Thanks for the feedback re: the boot hang. Good to know, so we don’t waste time after an apt upgrade.
The exceptions in the boot log are to do with the MPD which seemingly has been upgraded in Buster.
I put in an edit you can make in post 172 of this thread.
But I don’t know if that is the thing that’s causing a boot hang.
I’ve just tried it a few times myself, with different iterations of 191111 and 191122, answering to keep and/or replace configurations accordingly. I too have run into similar problems.
I think it’s safe to assume that the aforementioned update is more applicable to a stock 0.4 image, rather than this modified one.
I’ll try one more time with a stock DEOT image.
If that doesn’t work, I guess I’ll rebuild from a a stock 0.4 image, add in the DEOT interface/theme/icons, all associated *.love files, and recompile the kernel with the custom boot screens. Ahh to think, all of this started out as a featured DEOT version to work with.
I would say that the 191122 version is probably the final version, purely intended for people who want to have a device to play games; since apt upgrading will essentially break the lima/mesa files. I’ll start work on something else from now on.
@junjie_shao There will no doubt be a complete official download image out that you will be able to use. Possibly wait for that. Otherwise, for now look up how to SSH into the game shell via USB. If you can get that far, the rest should be fairly straight forward.
I haven’t used windows in a while, so I have no idea if the above is still applicable. If you’re on a mac, you can just SSH into it using terminal, the normal way.

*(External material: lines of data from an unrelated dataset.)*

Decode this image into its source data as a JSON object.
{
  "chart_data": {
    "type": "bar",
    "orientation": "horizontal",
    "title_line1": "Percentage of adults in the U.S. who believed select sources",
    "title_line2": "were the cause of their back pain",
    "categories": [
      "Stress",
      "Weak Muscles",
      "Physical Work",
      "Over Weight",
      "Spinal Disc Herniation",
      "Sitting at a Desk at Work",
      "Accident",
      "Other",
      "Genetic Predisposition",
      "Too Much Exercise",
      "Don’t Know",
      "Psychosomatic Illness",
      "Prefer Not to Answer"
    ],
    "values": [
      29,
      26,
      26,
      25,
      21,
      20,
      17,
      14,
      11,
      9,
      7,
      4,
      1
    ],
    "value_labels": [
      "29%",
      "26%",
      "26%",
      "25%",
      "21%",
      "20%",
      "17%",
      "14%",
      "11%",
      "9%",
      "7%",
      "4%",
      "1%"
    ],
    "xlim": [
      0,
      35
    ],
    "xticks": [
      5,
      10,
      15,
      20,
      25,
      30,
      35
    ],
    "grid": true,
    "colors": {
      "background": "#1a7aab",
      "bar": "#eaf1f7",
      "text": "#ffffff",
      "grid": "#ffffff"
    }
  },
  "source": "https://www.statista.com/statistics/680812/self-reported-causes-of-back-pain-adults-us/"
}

Afterwards, you’ll need to copy the self extracting binary to the game shell. Use whatever program you use to transfer roms etc.
Next you’ll need to type some things into the command line. I’ll just copy a screen cap of what to do next here:
- First command, ls: Just verifying to see if the binary is there.
- Second command, chmod: changed the mode of the binary to make it executable.
- Third command, ./“filename”: Executed the binary to install it.
That’s just a basic run down. See how you go from there.